Before the redesign, the Airbnb app opened on a stream of beautiful listings without taking into account location or user preferences. The app might show a cozy bed and breakfast in Ruch, France above a historic mansion in Oregon, followed by a link to all properties designed by Brazilian architect Oscar Niemeyer. It was enticing, but it wasn’t always actionable.

Most people who open the app are looking for a place to stay tonight

Airbnb redesigned the app with one key piece of data it gathered this past year: most people who open the app are looking for a place to stay tonight. That meant most people were immediately skipping past the stream of random listings, only to be forced to navigate through a slew of menus before they could book a place. Even then, the host might decline the request and leave the user stranded. Compared to the ease of booking an Uber car, Seamless food order, or a room at the Marriott, Airbnb was slow.

The new app opens up to a simplified screen divided into three sections and customized to the user’s location. The first section is a one-click search for listings that are nearby and guaranteed available that same night.

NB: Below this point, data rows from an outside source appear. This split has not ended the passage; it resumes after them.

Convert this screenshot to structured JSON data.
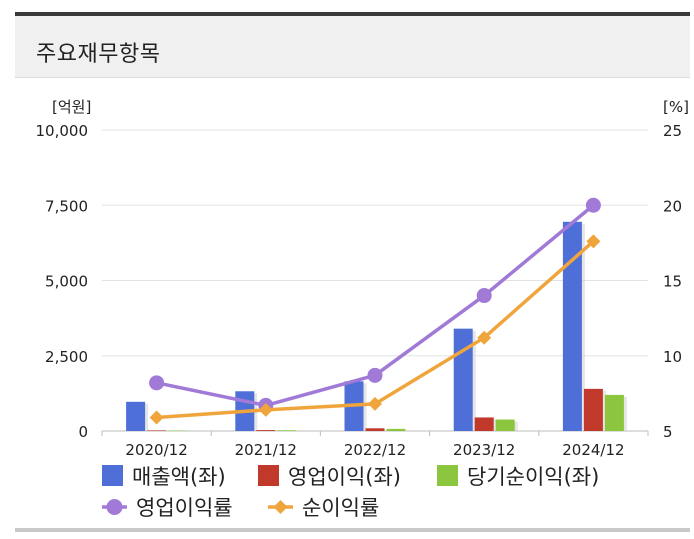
{
  "header": {
    "title": "주요재무항목"
  },
  "chart_data": {
    "type": "bar+line",
    "categories": [
      "2020/12",
      "2021/12",
      "2022/12",
      "2023/12",
      "2024/12"
    ],
    "left_axis": {
      "unit_label": "[억원]",
      "range": [
        0,
        10000
      ],
      "ticks": [
        "10,000",
        "7,500",
        "5,000",
        "2,500",
        "0"
      ],
      "tick_values": [
        10000,
        7500,
        5000,
        2500,
        0
      ]
    },
    "right_axis": {
      "unit_label": "[%]",
      "range": [
        5,
        25
      ],
      "ticks": [
        "25",
        "20",
        "15",
        "10",
        "5"
      ],
      "tick_values": [
        25,
        20,
        15,
        10,
        5
      ]
    },
    "bar_series": [
      {
        "name": "매출액(좌)",
        "color": "#4e6fd8",
        "values": [
          970,
          1320,
          1650,
          3400,
          6950
        ]
      },
      {
        "name": "영업이익(좌)",
        "color": "#c0392b",
        "values": [
          20,
          30,
          90,
          450,
          1400
        ]
      },
      {
        "name": "당기순이익(좌)",
        "color": "#8cc63f",
        "values": [
          15,
          25,
          70,
          380,
          1200
        ]
      }
    ],
    "line_series": [
      {
        "name": "영업이익률",
        "color": "#a07ad6",
        "marker": "circle",
        "values": [
          8.2,
          6.7,
          8.7,
          14.0,
          20.0
        ]
      },
      {
        "name": "순이익률",
        "color": "#f0a53c",
        "marker": "diamond",
        "values": [
          5.9,
          6.4,
          6.8,
          11.2,
          17.6
        ]
      }
    ],
    "legend": {
      "placement": "bottom"
    }
  }
}
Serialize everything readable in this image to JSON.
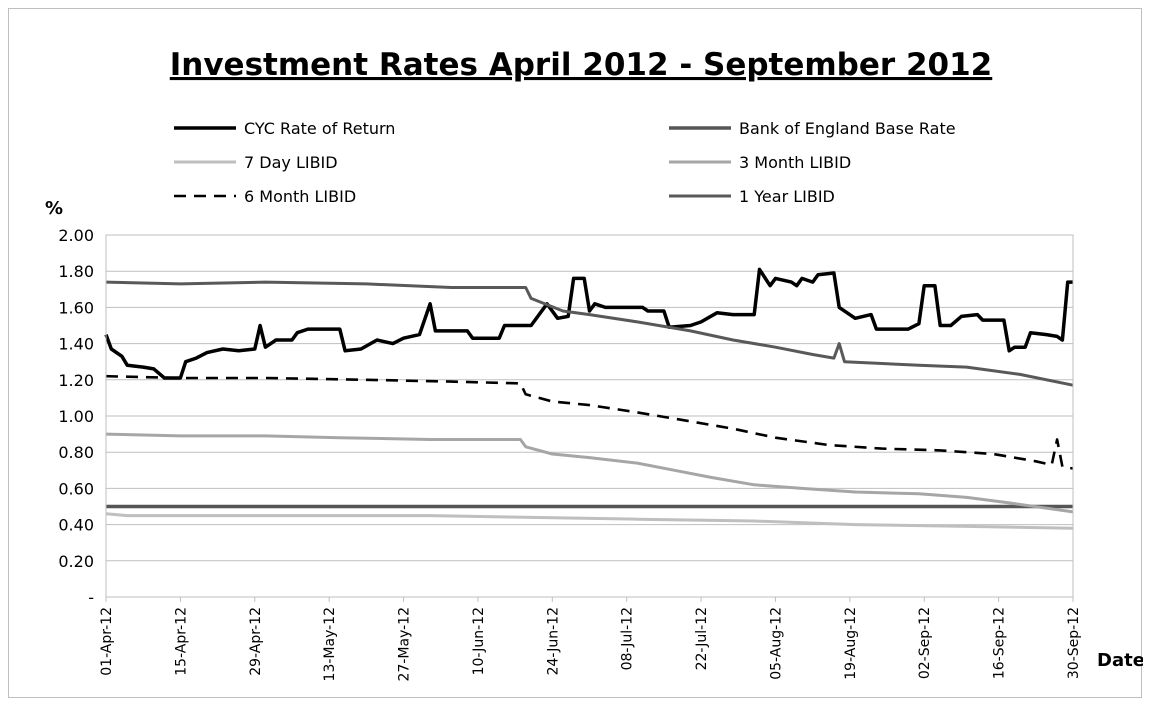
{
  "chart_data": {
    "type": "line",
    "title": "Investment Rates April 2012 - September 2012",
    "ylabel": "%",
    "xlabel": "Date",
    "ylim": [
      0,
      2.0
    ],
    "y_ticks": [
      "-",
      "0.20",
      "0.40",
      "0.60",
      "0.80",
      "1.00",
      "1.20",
      "1.40",
      "1.60",
      "1.80",
      "2.00"
    ],
    "x_ticks": [
      "01-Apr-12",
      "15-Apr-12",
      "29-Apr-12",
      "13-May-12",
      "27-May-12",
      "10-Jun-12",
      "24-Jun-12",
      "08-Jul-12",
      "22-Jul-12",
      "05-Aug-12",
      "19-Aug-12",
      "02-Sep-12",
      "16-Sep-12",
      "30-Sep-12"
    ],
    "x_range": [
      "2012-04-01",
      "2012-09-30"
    ],
    "grid": true,
    "legend_position": "top",
    "series": [
      {
        "name": "CYC Rate of Return",
        "color": "#000000",
        "style": "solid-thick",
        "points": [
          [
            "2012-04-01",
            1.45
          ],
          [
            "2012-04-02",
            1.37
          ],
          [
            "2012-04-04",
            1.33
          ],
          [
            "2012-04-05",
            1.28
          ],
          [
            "2012-04-08",
            1.27
          ],
          [
            "2012-04-10",
            1.26
          ],
          [
            "2012-04-12",
            1.21
          ],
          [
            "2012-04-15",
            1.21
          ],
          [
            "2012-04-16",
            1.3
          ],
          [
            "2012-04-18",
            1.32
          ],
          [
            "2012-04-20",
            1.35
          ],
          [
            "2012-04-23",
            1.37
          ],
          [
            "2012-04-26",
            1.36
          ],
          [
            "2012-04-29",
            1.37
          ],
          [
            "2012-04-30",
            1.5
          ],
          [
            "2012-05-01",
            1.38
          ],
          [
            "2012-05-03",
            1.42
          ],
          [
            "2012-05-06",
            1.42
          ],
          [
            "2012-05-07",
            1.46
          ],
          [
            "2012-05-09",
            1.48
          ],
          [
            "2012-05-15",
            1.48
          ],
          [
            "2012-05-16",
            1.36
          ],
          [
            "2012-05-19",
            1.37
          ],
          [
            "2012-05-22",
            1.42
          ],
          [
            "2012-05-25",
            1.4
          ],
          [
            "2012-05-27",
            1.43
          ],
          [
            "2012-05-30",
            1.45
          ],
          [
            "2012-06-01",
            1.62
          ],
          [
            "2012-06-02",
            1.47
          ],
          [
            "2012-06-08",
            1.47
          ],
          [
            "2012-06-09",
            1.43
          ],
          [
            "2012-06-14",
            1.43
          ],
          [
            "2012-06-15",
            1.5
          ],
          [
            "2012-06-20",
            1.5
          ],
          [
            "2012-06-23",
            1.62
          ],
          [
            "2012-06-25",
            1.54
          ],
          [
            "2012-06-27",
            1.55
          ],
          [
            "2012-06-28",
            1.76
          ],
          [
            "2012-06-30",
            1.76
          ],
          [
            "2012-07-01",
            1.58
          ],
          [
            "2012-07-02",
            1.62
          ],
          [
            "2012-07-04",
            1.6
          ],
          [
            "2012-07-11",
            1.6
          ],
          [
            "2012-07-12",
            1.58
          ],
          [
            "2012-07-15",
            1.58
          ],
          [
            "2012-07-16",
            1.49
          ],
          [
            "2012-07-20",
            1.5
          ],
          [
            "2012-07-22",
            1.52
          ],
          [
            "2012-07-25",
            1.57
          ],
          [
            "2012-07-28",
            1.56
          ],
          [
            "2012-08-01",
            1.56
          ],
          [
            "2012-08-02",
            1.81
          ],
          [
            "2012-08-04",
            1.72
          ],
          [
            "2012-08-05",
            1.76
          ],
          [
            "2012-08-08",
            1.74
          ],
          [
            "2012-08-09",
            1.72
          ],
          [
            "2012-08-10",
            1.76
          ],
          [
            "2012-08-12",
            1.74
          ],
          [
            "2012-08-13",
            1.78
          ],
          [
            "2012-08-16",
            1.79
          ],
          [
            "2012-08-17",
            1.6
          ],
          [
            "2012-08-20",
            1.54
          ],
          [
            "2012-08-23",
            1.56
          ],
          [
            "2012-08-24",
            1.48
          ],
          [
            "2012-08-30",
            1.48
          ],
          [
            "2012-09-01",
            1.51
          ],
          [
            "2012-09-02",
            1.72
          ],
          [
            "2012-09-04",
            1.72
          ],
          [
            "2012-09-05",
            1.5
          ],
          [
            "2012-09-07",
            1.5
          ],
          [
            "2012-09-09",
            1.55
          ],
          [
            "2012-09-12",
            1.56
          ],
          [
            "2012-09-13",
            1.53
          ],
          [
            "2012-09-17",
            1.53
          ],
          [
            "2012-09-18",
            1.36
          ],
          [
            "2012-09-19",
            1.38
          ],
          [
            "2012-09-21",
            1.38
          ],
          [
            "2012-09-22",
            1.46
          ],
          [
            "2012-09-25",
            1.45
          ],
          [
            "2012-09-27",
            1.44
          ],
          [
            "2012-09-28",
            1.42
          ],
          [
            "2012-09-29",
            1.74
          ],
          [
            "2012-09-30",
            1.74
          ]
        ]
      },
      {
        "name": "Bank of England Base Rate",
        "color": "#555555",
        "style": "solid-thick",
        "points": [
          [
            "2012-04-01",
            0.5
          ],
          [
            "2012-09-30",
            0.5
          ]
        ]
      },
      {
        "name": "7 Day LIBID",
        "color": "#bfbfbf",
        "style": "solid",
        "points": [
          [
            "2012-04-01",
            0.46
          ],
          [
            "2012-04-05",
            0.45
          ],
          [
            "2012-05-01",
            0.45
          ],
          [
            "2012-06-01",
            0.45
          ],
          [
            "2012-06-20",
            0.44
          ],
          [
            "2012-07-10",
            0.43
          ],
          [
            "2012-08-01",
            0.42
          ],
          [
            "2012-08-20",
            0.4
          ],
          [
            "2012-09-10",
            0.39
          ],
          [
            "2012-09-30",
            0.38
          ]
        ]
      },
      {
        "name": "3 Month LIBID",
        "color": "#a6a6a6",
        "style": "solid",
        "points": [
          [
            "2012-04-01",
            0.9
          ],
          [
            "2012-04-15",
            0.89
          ],
          [
            "2012-05-01",
            0.89
          ],
          [
            "2012-05-15",
            0.88
          ],
          [
            "2012-06-01",
            0.87
          ],
          [
            "2012-06-18",
            0.87
          ],
          [
            "2012-06-19",
            0.83
          ],
          [
            "2012-06-24",
            0.79
          ],
          [
            "2012-07-01",
            0.77
          ],
          [
            "2012-07-10",
            0.74
          ],
          [
            "2012-07-17",
            0.7
          ],
          [
            "2012-07-24",
            0.66
          ],
          [
            "2012-08-01",
            0.62
          ],
          [
            "2012-08-10",
            0.6
          ],
          [
            "2012-08-20",
            0.58
          ],
          [
            "2012-09-01",
            0.57
          ],
          [
            "2012-09-10",
            0.55
          ],
          [
            "2012-09-18",
            0.52
          ],
          [
            "2012-09-30",
            0.47
          ]
        ]
      },
      {
        "name": "6 Month LIBID",
        "color": "#000000",
        "style": "dashed",
        "points": [
          [
            "2012-04-01",
            1.22
          ],
          [
            "2012-04-15",
            1.21
          ],
          [
            "2012-05-01",
            1.21
          ],
          [
            "2012-05-20",
            1.2
          ],
          [
            "2012-06-05",
            1.19
          ],
          [
            "2012-06-18",
            1.18
          ],
          [
            "2012-06-19",
            1.12
          ],
          [
            "2012-06-24",
            1.08
          ],
          [
            "2012-07-01",
            1.06
          ],
          [
            "2012-07-10",
            1.02
          ],
          [
            "2012-07-20",
            0.97
          ],
          [
            "2012-07-28",
            0.93
          ],
          [
            "2012-08-05",
            0.88
          ],
          [
            "2012-08-15",
            0.84
          ],
          [
            "2012-08-25",
            0.82
          ],
          [
            "2012-09-05",
            0.81
          ],
          [
            "2012-09-15",
            0.79
          ],
          [
            "2012-09-23",
            0.75
          ],
          [
            "2012-09-26",
            0.73
          ],
          [
            "2012-09-27",
            0.87
          ],
          [
            "2012-09-28",
            0.72
          ],
          [
            "2012-09-30",
            0.71
          ]
        ]
      },
      {
        "name": "1 Year LIBID",
        "color": "#595959",
        "style": "solid",
        "points": [
          [
            "2012-04-01",
            1.74
          ],
          [
            "2012-04-15",
            1.73
          ],
          [
            "2012-05-01",
            1.74
          ],
          [
            "2012-05-20",
            1.73
          ],
          [
            "2012-06-05",
            1.71
          ],
          [
            "2012-06-19",
            1.71
          ],
          [
            "2012-06-20",
            1.65
          ],
          [
            "2012-06-26",
            1.58
          ],
          [
            "2012-07-01",
            1.56
          ],
          [
            "2012-07-10",
            1.52
          ],
          [
            "2012-07-20",
            1.47
          ],
          [
            "2012-07-28",
            1.42
          ],
          [
            "2012-08-05",
            1.38
          ],
          [
            "2012-08-12",
            1.34
          ],
          [
            "2012-08-16",
            1.32
          ],
          [
            "2012-08-17",
            1.4
          ],
          [
            "2012-08-18",
            1.3
          ],
          [
            "2012-09-01",
            1.28
          ],
          [
            "2012-09-10",
            1.27
          ],
          [
            "2012-09-20",
            1.23
          ],
          [
            "2012-09-30",
            1.17
          ]
        ]
      }
    ]
  }
}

These listings are only available in San Francisco and Los Angeles for now, where the company has confirmed which hosts will take last-minute bookings.

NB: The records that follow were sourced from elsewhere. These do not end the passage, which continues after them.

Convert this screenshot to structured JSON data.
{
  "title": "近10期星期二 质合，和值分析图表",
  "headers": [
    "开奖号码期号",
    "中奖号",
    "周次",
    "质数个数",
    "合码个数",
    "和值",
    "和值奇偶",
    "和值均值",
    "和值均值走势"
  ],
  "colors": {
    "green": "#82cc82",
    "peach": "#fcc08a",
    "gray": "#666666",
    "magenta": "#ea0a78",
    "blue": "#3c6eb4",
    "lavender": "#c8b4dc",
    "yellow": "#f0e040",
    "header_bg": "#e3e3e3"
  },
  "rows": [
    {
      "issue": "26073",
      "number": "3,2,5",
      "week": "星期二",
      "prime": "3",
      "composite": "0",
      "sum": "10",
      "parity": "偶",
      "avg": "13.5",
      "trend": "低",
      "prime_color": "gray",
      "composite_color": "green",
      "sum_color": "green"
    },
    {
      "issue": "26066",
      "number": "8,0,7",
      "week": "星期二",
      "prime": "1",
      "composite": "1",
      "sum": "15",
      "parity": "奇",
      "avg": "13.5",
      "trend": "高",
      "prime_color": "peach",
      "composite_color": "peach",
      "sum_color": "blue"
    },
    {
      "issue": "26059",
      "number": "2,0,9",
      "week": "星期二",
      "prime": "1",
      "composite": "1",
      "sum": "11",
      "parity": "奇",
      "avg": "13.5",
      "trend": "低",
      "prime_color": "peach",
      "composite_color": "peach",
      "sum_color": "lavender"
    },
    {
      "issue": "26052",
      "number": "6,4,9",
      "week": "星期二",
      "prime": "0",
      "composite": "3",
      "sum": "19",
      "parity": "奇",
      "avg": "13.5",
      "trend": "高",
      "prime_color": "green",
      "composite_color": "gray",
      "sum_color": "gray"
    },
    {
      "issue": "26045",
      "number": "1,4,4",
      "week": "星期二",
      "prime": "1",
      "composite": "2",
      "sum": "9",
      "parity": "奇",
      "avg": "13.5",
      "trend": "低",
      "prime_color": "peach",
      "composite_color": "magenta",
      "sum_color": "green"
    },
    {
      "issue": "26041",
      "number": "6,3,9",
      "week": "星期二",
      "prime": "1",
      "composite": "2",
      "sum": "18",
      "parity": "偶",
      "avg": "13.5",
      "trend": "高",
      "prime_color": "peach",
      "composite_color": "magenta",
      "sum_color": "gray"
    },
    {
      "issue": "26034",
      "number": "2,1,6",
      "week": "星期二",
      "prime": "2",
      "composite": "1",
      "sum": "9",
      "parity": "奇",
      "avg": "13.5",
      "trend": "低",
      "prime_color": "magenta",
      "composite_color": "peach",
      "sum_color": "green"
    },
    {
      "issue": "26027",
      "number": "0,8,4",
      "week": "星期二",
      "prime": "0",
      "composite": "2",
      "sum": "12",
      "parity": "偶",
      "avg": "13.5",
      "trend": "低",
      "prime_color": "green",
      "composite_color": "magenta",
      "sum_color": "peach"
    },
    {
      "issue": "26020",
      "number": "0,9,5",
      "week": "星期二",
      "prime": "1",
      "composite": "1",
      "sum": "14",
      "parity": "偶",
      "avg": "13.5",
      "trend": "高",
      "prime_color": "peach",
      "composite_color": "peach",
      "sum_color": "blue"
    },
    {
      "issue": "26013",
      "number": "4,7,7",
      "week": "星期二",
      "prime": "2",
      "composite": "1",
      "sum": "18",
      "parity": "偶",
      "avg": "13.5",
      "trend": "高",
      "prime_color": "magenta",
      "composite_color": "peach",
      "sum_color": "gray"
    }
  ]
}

The second section, "This Weekend," is "more aspirational," head of product Joe Zadeh tells The Verge. This is a list of suggested weekend trips to nearby getaways, meant to function like a travel magazine and "inspire trips that wouldn’t have otherwise taken place," he says. The third section takes you directly into all listings.

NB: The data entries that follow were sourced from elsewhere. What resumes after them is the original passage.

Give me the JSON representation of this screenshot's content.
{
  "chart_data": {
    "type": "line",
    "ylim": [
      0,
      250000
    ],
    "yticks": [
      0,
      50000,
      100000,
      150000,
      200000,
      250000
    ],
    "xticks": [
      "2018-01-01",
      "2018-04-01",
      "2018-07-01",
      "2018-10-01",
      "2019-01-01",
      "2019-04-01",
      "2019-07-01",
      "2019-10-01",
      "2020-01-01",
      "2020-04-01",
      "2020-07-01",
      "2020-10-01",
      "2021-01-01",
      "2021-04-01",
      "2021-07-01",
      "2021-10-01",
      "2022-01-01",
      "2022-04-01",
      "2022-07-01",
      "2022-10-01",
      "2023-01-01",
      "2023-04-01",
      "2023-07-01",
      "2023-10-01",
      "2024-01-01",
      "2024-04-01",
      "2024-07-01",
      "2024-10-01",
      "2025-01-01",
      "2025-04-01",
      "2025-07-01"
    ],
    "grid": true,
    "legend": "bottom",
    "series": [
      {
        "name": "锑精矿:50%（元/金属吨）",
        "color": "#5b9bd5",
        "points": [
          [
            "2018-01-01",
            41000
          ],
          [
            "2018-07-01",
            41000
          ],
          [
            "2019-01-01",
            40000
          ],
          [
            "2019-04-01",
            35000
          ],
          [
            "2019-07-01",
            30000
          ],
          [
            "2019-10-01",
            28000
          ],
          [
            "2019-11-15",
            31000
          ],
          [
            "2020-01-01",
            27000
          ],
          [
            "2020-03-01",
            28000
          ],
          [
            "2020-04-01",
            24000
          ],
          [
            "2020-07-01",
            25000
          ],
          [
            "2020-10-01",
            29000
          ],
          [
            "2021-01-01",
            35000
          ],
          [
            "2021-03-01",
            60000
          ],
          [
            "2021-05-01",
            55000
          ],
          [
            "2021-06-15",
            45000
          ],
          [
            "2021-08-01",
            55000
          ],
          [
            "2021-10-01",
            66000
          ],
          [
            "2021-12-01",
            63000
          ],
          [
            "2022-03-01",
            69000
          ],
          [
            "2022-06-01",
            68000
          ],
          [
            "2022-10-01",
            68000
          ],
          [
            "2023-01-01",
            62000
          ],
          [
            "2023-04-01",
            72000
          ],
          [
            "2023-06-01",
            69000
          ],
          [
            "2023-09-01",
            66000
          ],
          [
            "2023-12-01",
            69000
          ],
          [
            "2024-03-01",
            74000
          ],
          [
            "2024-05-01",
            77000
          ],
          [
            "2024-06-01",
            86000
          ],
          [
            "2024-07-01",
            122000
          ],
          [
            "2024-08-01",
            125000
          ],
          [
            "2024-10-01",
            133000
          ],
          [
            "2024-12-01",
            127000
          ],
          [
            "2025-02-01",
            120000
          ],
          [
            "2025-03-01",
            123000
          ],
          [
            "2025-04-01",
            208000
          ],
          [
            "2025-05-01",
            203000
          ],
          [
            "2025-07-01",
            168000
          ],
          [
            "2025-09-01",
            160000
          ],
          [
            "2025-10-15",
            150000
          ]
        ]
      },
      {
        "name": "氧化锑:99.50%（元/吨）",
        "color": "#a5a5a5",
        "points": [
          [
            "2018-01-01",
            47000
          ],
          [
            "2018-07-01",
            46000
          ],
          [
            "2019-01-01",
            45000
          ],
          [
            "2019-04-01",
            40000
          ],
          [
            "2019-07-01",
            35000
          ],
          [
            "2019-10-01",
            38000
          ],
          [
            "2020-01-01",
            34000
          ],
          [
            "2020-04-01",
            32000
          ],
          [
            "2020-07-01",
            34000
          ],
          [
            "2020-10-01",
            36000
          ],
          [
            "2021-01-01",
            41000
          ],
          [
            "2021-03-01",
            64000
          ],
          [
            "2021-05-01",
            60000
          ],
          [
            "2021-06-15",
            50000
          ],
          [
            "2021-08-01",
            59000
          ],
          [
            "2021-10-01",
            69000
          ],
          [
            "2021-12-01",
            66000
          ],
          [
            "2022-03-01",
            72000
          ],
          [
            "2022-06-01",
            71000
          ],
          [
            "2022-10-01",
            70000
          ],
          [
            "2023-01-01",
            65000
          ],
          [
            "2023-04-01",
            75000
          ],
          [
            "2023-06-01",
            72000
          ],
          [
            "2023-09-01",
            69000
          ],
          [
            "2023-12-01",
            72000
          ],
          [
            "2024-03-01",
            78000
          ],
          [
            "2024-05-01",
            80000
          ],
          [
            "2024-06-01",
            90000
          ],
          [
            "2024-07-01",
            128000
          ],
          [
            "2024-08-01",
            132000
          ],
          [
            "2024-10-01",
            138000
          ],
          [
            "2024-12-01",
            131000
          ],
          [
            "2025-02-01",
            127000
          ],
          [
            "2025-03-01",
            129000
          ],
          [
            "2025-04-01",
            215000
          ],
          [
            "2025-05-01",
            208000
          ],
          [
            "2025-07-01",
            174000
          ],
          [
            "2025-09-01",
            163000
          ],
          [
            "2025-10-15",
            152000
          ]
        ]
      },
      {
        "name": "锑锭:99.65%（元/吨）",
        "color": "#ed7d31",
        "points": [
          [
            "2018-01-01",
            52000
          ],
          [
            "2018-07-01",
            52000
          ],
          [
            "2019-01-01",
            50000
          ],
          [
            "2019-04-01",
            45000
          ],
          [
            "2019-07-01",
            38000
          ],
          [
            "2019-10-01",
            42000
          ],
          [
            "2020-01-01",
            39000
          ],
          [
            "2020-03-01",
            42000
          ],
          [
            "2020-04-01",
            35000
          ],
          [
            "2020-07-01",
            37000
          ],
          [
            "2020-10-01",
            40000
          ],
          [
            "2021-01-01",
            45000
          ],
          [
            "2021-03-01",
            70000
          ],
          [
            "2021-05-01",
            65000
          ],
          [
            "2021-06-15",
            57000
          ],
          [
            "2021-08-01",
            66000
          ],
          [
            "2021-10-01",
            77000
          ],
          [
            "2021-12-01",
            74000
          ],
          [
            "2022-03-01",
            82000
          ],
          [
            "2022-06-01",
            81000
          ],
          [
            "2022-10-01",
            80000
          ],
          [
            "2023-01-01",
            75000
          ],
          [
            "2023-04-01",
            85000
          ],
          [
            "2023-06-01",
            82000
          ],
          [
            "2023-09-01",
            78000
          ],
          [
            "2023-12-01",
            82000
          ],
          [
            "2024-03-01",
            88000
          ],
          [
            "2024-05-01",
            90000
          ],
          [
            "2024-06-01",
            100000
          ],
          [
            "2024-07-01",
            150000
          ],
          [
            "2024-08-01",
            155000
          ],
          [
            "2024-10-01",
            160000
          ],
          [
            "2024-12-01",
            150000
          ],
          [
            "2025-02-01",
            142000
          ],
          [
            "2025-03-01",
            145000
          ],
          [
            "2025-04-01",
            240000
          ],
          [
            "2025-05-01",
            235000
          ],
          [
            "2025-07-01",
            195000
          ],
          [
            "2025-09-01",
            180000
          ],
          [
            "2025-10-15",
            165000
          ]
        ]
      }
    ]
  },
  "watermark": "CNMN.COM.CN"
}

Adding convenience makes Airbnb more and more hotel-like

The changes put Airbnb in more direct competition with Hotel Tonight, the last-minute booking app that has been growing fast and raised $45 million for global expansion in September. The Airbnb changes weren’t inspired by Hotel Tonight, Zadeh says, but rather by changing expectations. "Less people want to plan far in advance," he says. "I get a car on demand. Why can’t I book a place on demand?"

The last-minute booking feature is actually a return to the past; users were prompted to book something for that night in the first version of the app. However, it was solely based on location and there was no guarantee that the listing would be available.

"It’s one of the most significant things that we’ve done," Zadeh says. "It leverages our core listings, but it’s almost an adjacent market, an adjacent need."

Airbnb started out as a more professional version of the crust punk-y travel site Couchsurfing.com, where you’d show up at someone’s house and crash in their extra room, or couch, or pile of mattresses on the floor. The startup commercialized that idea of person-to-person hosting, sending professional photographers to hosts’ apartments and facilitating payment, and it’s had enormous success.

"It’s almost an adjacent market, an adjacent need."

But as the company has grown, guests are demanding more conveniences — like middle-of-the-night booking — that make the experience more hotel-like. That tension between cottage industry and corporatization is playing out right now in New York, where the company says it’s helping ordinary people make a little extra money on the side, while the attorney general says Airbnb hosts are running illegal hotels.

Personality — of the hosts and the listings — is still a major selling point for Airbnb. But as it adapts to consumer demand, it’s looking more and more like the hotels it aims to disrupt. That has implications for its fight to avoid being regulated as a hotel, but it also reflects a more existential question: what’s lost when the sharing economy scales?